Vainqueurs de Bienne (3-1), les «grenat» se sont emparés provisoirement de la 2e place du classement de Challenge League.

par
Robin Carrel
Lancy

Il lui a certes fallu 84 minutes pour passer l'épaule, mais le club genevois a fini par montrer hier qu'il était bien la meilleure équipe romande de Challenge League. Au classement, Servette est même la pre­mière formation suisse de la 2e division en attendant les matches de Wil et de Schaff­house, ce soir.

Mais le pro­blème des Genevois, cette saison, vient du Liechtenstein. Vaduz est en effet au sommet de la Challenge League et le SFC se prépare à une longue course-poursuite au printemps.

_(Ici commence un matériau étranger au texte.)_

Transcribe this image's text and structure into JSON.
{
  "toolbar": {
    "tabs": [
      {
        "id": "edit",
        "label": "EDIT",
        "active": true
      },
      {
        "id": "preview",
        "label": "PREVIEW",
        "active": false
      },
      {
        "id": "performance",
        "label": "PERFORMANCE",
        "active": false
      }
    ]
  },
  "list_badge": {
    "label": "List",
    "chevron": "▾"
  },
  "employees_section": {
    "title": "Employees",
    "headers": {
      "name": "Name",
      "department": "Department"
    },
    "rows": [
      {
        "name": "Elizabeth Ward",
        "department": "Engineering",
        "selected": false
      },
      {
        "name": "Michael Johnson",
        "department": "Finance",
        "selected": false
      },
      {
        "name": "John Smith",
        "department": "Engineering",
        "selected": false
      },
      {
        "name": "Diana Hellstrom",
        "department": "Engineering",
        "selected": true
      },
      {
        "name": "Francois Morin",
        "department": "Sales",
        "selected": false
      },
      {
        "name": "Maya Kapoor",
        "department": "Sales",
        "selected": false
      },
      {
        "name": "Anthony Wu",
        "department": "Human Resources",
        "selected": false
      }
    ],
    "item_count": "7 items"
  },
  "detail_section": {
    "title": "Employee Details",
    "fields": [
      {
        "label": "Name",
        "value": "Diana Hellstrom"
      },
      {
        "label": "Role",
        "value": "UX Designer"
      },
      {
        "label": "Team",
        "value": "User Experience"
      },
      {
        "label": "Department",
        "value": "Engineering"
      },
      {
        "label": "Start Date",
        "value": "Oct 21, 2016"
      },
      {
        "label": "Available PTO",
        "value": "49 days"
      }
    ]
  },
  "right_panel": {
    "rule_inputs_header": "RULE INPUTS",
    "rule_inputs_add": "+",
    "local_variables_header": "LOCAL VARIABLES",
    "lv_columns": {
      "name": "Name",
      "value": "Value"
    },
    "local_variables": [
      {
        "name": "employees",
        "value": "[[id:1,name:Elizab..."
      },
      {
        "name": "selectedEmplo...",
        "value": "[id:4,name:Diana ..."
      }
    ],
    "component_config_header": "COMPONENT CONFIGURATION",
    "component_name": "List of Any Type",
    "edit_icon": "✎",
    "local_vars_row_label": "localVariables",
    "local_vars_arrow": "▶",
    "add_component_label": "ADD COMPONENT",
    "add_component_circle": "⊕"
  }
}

Contre Bienne, l'équipe de Jean-Michel Aeby a connu ­mille tourments pour s'offrir trois points très importants. «Ils nous ont bien gênés en début de partie et on s'est mis à douter, a analysé Jocelyn Roux. Nous avons ensuite montré du caractère et joué plus haut.» Entré à la 67e, le buteur a revêtu le costume du héros en inscrivant le 2-1 de la tête, à 6 minutes de la fin. C'est le premier but sous le maillot «grenat» du joueur formé à Etoile Carouge. «Ça fait du bien, a-t-il soupiré. Je suis venu avec de l'ambition et l'envie de montrer quelque chose. Etre ainsi décisif, c'est bon pour la confiance. La ­mienne et celle de l'équipe.»

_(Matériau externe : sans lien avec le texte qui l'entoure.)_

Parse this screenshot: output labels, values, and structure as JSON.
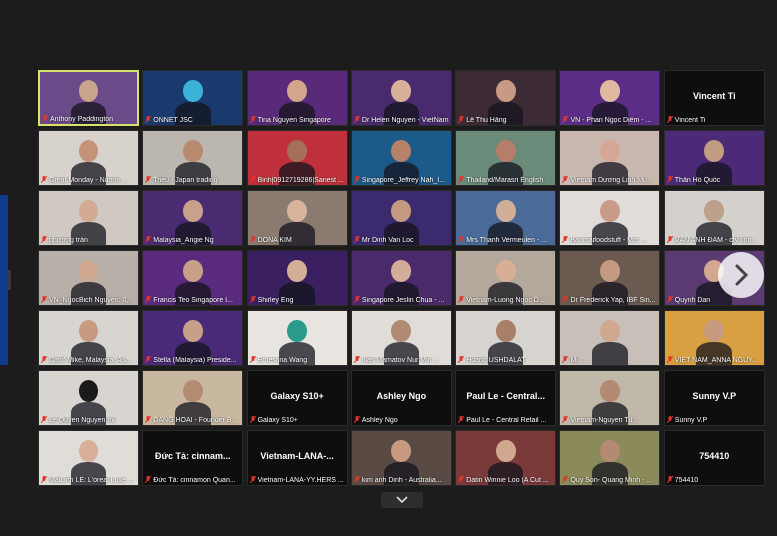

Grâce à ce succès, l'espoir demeure dans les travées de la Praille. En 2011, lorsque le Lausanne-Sport – où jouait un certain Roux – avait été promu, il comptait encore 14 points de retard sur Lugano à 7 journées de la fin. Ce ne sont pas les 5 unités qui séparent actuellement Servette de la 1re place qui vont effrayer les Genevois.

Renversant. Inexistant en 1re période, Servette a été puni par un but de Dams (33e) contre son camp. Après s’être fait houspiller par leur coach dans les vestiaires, les Genevois se sont rebellés. Un penalty transformé par Tréand (57e) a récompensé la réaction de Servette. Un coup franc de Crettenand à la 73e et une frappe de Pasche dix minutes plus tard ont réchauffé le portier Molina. C’est finalement Roux, d’une belle tête décroisée, qui a porté l’estocade (84e). Après un arrêt incroyable de Müller sur une tête de Manière, dans les arrêts de jeu, Fessou a tué le suspense (91e).